Le magazine Historia de Février 2014, sous la plume de Joëlle CHEVE (grande historienne sans doute), prétend nous "expliquer" l'affaire du coup d’éventail du dey d'Alger au consul de France "Paul" DEVAL (dont le prénom était Pierre) en 1827. Elle invente également un pays : l'Algérie, oubliant ou ne sachant pas que c'est la France, le 14 Octobre 1839, qui donnera ce nom à ce pays connu alors sous l'appellation de Régence Turque d'Alger.
Le consul de France, Pierre DELVAL, est en poste à Alger depuis 1815. Né au Levant, il parle couramment le turc et l'arabe. Les discussions avec le dey portent sur la créance BACRI, un pret d'un million de francs (et non pas de quatorze millions), consenti, en 1796, par HASSAN au Directoire, qui en demandait cinq, sous forme de crédits à la régence pour des achats de blé destinés aux départements méditerranéens menacés de famine.
Ce sont BACRI et son beau-frere BUSNACH, négociants juifs livournais établis à Alger, et non pas "Algériens" comme le dit l'auteur de l'article, qui fournissent le blé. L'origine du litige résiderait dans ces fournitures de blé, chargées à Alger sur des batiments neutres et arraisonnés à la sortie du port par des pirates préalablement prévenus. Ce blé aurait été racheté à bas prix et revendu à la France, mais tellement avarié qu'on avait du le jeter par dessus bord à son arrivée à Toulon. La France refusa donc de payer. BACRI representera une nouvelle créance de huit millions de francs en 1800 et touchera trois millions. En 1818, il presente à nouveau un memoire de ving quatre millions. L'énormité de la somme est tellement scandaleuse qu'il accepte de la voir réduire à sept millions, payables en especes et consignes à la Caisse des Dépôts (contrairement à ce qu'affirme Joëlle CHEVE, ce n'est donc pas le dey qui accepte de réduire la dette). De tout ces acomptes, le dey d'Alger n'en voit pas la couleur et c'est en toute bonne foi qu'il entend encaisser sa part. Mais la votée par les Chambres ignore Hussein en tant que créancier, c'est ce que tente d'expliquer DELVAL lors de la discussion du 30 Avril 1827.
Joëlle CHEVE affirme par ailleurs que les Français avaient volé le "fabuleux" trèsor de la Casbah-tarte à la crème de l'intelligentsia française- afin de redorer le blason de Charles X. La réalité est toute autre.
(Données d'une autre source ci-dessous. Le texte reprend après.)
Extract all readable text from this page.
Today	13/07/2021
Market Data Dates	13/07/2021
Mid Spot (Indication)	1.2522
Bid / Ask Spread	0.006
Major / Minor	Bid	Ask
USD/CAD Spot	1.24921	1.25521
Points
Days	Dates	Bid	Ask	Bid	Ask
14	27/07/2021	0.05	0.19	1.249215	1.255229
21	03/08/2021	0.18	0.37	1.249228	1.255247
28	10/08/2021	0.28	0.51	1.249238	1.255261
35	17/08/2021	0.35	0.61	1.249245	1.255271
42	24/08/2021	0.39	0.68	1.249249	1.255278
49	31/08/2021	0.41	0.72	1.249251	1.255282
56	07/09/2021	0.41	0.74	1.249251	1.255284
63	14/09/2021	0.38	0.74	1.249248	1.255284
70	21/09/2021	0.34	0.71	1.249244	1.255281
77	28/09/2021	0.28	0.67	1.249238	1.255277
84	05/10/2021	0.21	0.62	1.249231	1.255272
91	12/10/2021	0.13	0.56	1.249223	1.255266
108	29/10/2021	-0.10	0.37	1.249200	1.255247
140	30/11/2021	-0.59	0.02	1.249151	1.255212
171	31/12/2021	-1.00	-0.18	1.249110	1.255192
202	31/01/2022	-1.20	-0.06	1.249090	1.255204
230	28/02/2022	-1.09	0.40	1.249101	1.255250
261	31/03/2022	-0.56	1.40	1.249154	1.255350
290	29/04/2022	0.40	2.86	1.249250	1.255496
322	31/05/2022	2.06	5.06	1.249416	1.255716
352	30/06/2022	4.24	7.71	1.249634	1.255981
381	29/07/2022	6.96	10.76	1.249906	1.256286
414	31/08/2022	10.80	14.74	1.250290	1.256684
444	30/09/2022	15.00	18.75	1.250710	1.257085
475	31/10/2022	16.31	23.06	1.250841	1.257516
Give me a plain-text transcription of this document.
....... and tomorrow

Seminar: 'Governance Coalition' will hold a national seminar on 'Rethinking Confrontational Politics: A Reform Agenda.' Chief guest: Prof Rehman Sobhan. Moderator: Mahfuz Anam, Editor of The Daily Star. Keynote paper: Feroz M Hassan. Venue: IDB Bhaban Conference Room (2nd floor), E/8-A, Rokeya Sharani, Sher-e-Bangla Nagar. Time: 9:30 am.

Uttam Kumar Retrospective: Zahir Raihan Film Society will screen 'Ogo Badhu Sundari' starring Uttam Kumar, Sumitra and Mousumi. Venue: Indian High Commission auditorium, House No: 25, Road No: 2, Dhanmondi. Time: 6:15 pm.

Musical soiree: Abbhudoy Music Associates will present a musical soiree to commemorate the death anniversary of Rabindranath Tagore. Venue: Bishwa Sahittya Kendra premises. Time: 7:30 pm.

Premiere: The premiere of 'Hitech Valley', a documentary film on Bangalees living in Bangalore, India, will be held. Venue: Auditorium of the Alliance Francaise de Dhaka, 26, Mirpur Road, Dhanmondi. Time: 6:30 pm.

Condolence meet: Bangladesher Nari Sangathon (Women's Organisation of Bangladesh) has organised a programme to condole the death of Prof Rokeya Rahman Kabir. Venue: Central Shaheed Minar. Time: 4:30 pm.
Dés la prise d'Alger, une commission composée de l'intendant en chef DENNIEE, du payeur principal FIRINO et du général THOLOZE, gouverneur d'Alger, prend possession du trèsor du dey HUSSEIN. L'or, l'argent et le bronze sont pesés, les monnaies sont mises en caisses, fermées, cachetées et transportées au port pour être embarquées vers la France. Le montant total du trèsor est de cinquante-cinq millions. Cinq millions restent à la disposition de l'armée. Les dépenses de l’expédition se montent à 43 500 00 de francs et l'excedent est de 11 500 000 de francs. Ce sera le seul bénéfice que la France tirera de cette expédition. D'ailleurs, dans son livre "La prise d'Alger racontée par un témoin J.T. MERLE écrit : << Nos grands generaux de la révolution et de l'empire riront à coup sur de pitié en entendant parler du pillage de la Casbah, ce n'était pas des babouches, des pipes et des burnous qu'on s'amusait à prendre dans les belles villas de Lombardie et de Toscane, dans les riches palais de Parme, de Rome, de Florence et de Venise, dans les antiques cathedrales de Tolede, de Grenade, de Burgos et de Valence, dans les gothiques chateaux de la Souabe, de la Bavière, de la Saxe et de la Bohème. Tout le mobilier du dey ne valait pas la moitié d'un des fourgons de d'AUGEREAU. >>
Ce coup d'éventail est la cause indirecte de la détermination de la France pour en finir avec la piraterie barbaresque en Méditerranée, avec l'accord de toutes les puissances occidentales, à l'exception de l'Angleterre.
Joëlle CHEVE écrit que la décision de débarquement fut hâtive alors qu'elle mit plus de trois ans à murir !
Avant d'écrire sa vision personnelle, ou bien commandée, de l'histoire de France, Madame Joëlle CHEVE devrait réviser ses cours d'histoire qu'elle semble quelque peu oubliés.